During the conference’s general debate, many called for reducing single-use plastic. Countries committed to, inter alia: eliminate marine plastics from coastlines by 2025 (Ghana); collect marine debris throughout the Maldives’ exclusive economic zone (EEZ); ban single-use plastics (Monaco); ban microplastics (Sweden); prohibit the sale and manufacturing of microbeads in cosmetics and other products (Ireland); reduce the use of non-biodegradable plastic bags by 50 per cent (Italy); reduce plastic bag use by 25 per cent (Austria); ban the import and use of Styrofoam containers (Saint Vincent and the Grenadines); and fight marine plastic debris (Costa Rica). Indonesia outlined its commitment to reduce marine plastic debris by 70 per cent within eight years and said it had launched a US$1 billion waste management strategy.

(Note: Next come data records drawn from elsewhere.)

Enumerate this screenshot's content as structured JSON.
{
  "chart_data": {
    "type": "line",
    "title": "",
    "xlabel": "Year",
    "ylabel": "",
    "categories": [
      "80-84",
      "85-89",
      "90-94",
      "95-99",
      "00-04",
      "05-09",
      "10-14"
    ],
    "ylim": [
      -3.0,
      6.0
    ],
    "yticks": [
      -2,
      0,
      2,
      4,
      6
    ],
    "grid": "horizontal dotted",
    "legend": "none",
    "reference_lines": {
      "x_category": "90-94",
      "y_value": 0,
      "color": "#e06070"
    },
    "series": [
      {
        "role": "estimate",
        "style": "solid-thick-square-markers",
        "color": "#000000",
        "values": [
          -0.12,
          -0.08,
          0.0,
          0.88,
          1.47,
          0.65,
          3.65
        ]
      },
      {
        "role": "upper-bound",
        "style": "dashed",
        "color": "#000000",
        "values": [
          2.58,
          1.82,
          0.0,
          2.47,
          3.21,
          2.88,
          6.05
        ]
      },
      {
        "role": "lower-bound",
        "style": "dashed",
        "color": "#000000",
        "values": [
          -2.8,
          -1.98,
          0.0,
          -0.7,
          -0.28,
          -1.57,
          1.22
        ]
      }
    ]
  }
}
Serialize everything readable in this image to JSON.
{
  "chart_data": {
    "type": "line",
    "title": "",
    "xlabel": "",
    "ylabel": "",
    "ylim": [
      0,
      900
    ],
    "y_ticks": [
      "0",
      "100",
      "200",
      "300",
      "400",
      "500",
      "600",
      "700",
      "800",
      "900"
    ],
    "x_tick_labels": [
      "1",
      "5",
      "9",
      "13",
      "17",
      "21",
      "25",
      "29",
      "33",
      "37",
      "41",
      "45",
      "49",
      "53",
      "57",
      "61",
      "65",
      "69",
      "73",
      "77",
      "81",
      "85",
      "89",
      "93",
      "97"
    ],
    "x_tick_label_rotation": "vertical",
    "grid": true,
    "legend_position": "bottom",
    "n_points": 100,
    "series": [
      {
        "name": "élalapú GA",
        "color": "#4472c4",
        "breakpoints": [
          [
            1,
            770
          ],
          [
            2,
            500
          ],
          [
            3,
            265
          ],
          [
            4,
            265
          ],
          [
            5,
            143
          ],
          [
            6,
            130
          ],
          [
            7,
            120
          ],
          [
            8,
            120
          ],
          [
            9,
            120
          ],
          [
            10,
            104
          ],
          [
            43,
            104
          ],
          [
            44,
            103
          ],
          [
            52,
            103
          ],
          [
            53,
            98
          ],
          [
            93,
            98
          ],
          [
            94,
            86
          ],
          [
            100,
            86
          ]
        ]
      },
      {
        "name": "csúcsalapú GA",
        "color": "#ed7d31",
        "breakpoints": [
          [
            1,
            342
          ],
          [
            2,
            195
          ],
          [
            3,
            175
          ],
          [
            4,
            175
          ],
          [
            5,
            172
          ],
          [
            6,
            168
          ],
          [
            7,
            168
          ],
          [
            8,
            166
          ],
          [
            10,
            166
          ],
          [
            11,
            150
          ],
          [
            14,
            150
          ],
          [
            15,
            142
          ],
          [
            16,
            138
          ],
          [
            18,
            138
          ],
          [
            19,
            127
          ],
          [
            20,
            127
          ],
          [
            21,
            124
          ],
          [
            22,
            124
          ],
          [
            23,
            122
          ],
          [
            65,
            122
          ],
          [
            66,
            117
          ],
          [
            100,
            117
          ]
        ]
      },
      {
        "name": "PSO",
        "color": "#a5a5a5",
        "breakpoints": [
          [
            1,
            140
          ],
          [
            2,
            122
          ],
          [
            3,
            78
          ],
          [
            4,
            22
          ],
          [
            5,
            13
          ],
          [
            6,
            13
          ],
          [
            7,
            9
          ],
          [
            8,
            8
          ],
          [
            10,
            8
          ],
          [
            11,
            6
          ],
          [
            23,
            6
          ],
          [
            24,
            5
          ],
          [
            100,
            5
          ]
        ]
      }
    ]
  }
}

Efforts to save the ocean: The Kenya example
In Kenyan production, sales and use of plastic bags attract imprisonment of four years or fines of $40,000. This has been adjudged by experts in marine conservation as the world’s toughest law aimed at reducing plastic pollution. With this legislation in place, Kenya has joined more than 40 other countries that have banned or taxed single use of plastic bags, including China, France, Rwanda, and Italy. It took Kenya three attempts over 10 years to finally pass the ban, and not everyone is a fan.

However, the spokesman of the Kenya Association of Manufacturers (KAM), Samuel Matonda is not pleased with this development. His angst with the legislation is that it would cost 60,000 jobs and force 176 manufacturers to close, especially with the country’s status as a major exporter of plastic bags to the region.

He added: “The knock-on effects will be very severe. It will even affect the women who sell vegetables in the market – how will their customers carry their shopping home?”